The Hero Revealed
Heroes and their stories make up a large body of literature. From our early childhood we have been enthralled by the adventures of brave souls who have done great deeds. Most times, these folk have been much like us. They lived lives of mundane existence and we can identify with that. But one day, something special happened, one day the adventure began.
So it was with Tolkiens The hobbit, which is a great introduction to the amazing trilogy The Lord of the Rings. The Hobbit transports you into the mindset of the rest of Tolkiens works, much as A Portrait of the Artist as a Young Man enables you to understand Ulysses, the magnum opus of James Joyce.

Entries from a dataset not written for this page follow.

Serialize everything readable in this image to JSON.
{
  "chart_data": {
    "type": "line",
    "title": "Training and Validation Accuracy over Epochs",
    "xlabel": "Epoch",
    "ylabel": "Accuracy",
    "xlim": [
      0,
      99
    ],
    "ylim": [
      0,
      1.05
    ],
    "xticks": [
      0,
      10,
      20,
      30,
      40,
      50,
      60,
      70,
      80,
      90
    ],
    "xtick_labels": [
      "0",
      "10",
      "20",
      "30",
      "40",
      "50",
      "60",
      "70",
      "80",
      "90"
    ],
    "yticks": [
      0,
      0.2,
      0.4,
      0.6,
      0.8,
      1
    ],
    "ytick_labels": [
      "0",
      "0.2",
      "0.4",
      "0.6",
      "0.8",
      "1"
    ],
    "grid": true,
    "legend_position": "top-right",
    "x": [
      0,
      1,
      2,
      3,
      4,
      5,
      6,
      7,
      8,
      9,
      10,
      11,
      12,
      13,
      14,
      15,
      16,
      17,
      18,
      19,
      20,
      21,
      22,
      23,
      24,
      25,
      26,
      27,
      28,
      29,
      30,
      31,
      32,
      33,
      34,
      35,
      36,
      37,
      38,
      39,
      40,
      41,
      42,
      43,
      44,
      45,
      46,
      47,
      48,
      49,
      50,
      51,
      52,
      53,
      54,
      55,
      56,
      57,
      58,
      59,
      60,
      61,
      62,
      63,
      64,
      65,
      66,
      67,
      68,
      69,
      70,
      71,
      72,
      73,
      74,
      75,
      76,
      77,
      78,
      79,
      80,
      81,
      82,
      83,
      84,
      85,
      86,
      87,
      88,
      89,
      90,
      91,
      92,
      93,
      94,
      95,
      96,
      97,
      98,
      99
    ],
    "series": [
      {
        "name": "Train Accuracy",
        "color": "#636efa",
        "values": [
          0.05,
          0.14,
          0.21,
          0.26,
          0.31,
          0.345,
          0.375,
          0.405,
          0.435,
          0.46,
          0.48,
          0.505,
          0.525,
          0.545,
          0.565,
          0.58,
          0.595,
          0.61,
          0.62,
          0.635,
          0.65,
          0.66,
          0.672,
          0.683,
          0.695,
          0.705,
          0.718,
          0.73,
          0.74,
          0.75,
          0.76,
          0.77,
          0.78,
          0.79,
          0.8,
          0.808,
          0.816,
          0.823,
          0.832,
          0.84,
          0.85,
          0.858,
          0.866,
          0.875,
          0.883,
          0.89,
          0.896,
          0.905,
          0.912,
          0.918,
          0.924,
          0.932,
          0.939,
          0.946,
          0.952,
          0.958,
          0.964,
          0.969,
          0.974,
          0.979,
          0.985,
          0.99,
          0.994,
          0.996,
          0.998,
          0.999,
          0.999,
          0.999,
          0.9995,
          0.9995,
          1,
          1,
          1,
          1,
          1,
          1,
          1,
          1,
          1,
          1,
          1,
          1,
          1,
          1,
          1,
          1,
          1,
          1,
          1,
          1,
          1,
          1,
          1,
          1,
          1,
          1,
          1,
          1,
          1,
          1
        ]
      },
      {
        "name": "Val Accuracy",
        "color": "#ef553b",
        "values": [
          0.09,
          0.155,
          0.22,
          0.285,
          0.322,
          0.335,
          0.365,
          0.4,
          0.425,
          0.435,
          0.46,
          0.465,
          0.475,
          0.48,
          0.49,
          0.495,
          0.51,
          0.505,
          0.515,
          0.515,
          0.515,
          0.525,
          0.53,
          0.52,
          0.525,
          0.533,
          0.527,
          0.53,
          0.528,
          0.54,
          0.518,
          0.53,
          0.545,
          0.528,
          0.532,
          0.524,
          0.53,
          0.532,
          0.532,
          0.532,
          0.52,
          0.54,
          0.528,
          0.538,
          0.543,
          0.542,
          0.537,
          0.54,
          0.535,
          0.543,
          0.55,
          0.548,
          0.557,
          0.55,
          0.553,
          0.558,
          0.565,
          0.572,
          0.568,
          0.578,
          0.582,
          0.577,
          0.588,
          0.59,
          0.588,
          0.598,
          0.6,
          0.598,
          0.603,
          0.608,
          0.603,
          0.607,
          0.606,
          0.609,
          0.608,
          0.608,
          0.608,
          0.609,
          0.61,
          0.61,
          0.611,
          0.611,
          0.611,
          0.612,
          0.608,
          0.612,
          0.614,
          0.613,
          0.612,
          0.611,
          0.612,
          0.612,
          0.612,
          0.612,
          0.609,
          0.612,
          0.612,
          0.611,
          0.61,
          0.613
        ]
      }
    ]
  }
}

As the heroic story begins, there is nothing about the hobbit that would forecast the drama to come. But come it does, with almost too much intensity for the hapless hobbit, or the enchanted reader. There are many adventures on the path, with much testing and challenge. Lady luck intervenes at times, until at last; our hero-in-the-making is confronted with the ultimate encounter, the Dragon. This, the last battle, is neither quick or of certain outcome. The Dragon has fearsome physical and magical powers. Our hero now, for that is what he has become, must bring all his courage, his cunning, his physical and psychic strength to the confrontation.
The struggle is long and arduous. just when it seems that all is lost and the dragon will triumph, the hobbit reaches deep within for one last bit of courage that even he did not know was there. Clutching his sword with a confidence gained from all his previous trials, one last lunge finds a fatal spot, the dragon crashes to earth.
The story would be unsatisfactory if it ended there. The author lets us follow our victorious hero home, to spend his days reflecting on his adventures, with his pipe and contentment. He realizes that the path took him through the dark night of his own inner being. He remembers that guidance was always with him, encircling him like a soft wind.
The heros saga is presented to us often, in ancient as well as modern guise. Whether using sword, Kalishnikoff or light saber, the struggle is the same. The courage to overcome can only be found within. Frank Lloyd Wright remarked that there was nothing about the caterpillar that would indicate it would become a butterfly. So it was with our hobbit friend. By overcoming his fears he found a hero, waiting to be wakened. And may it be so, with each of us.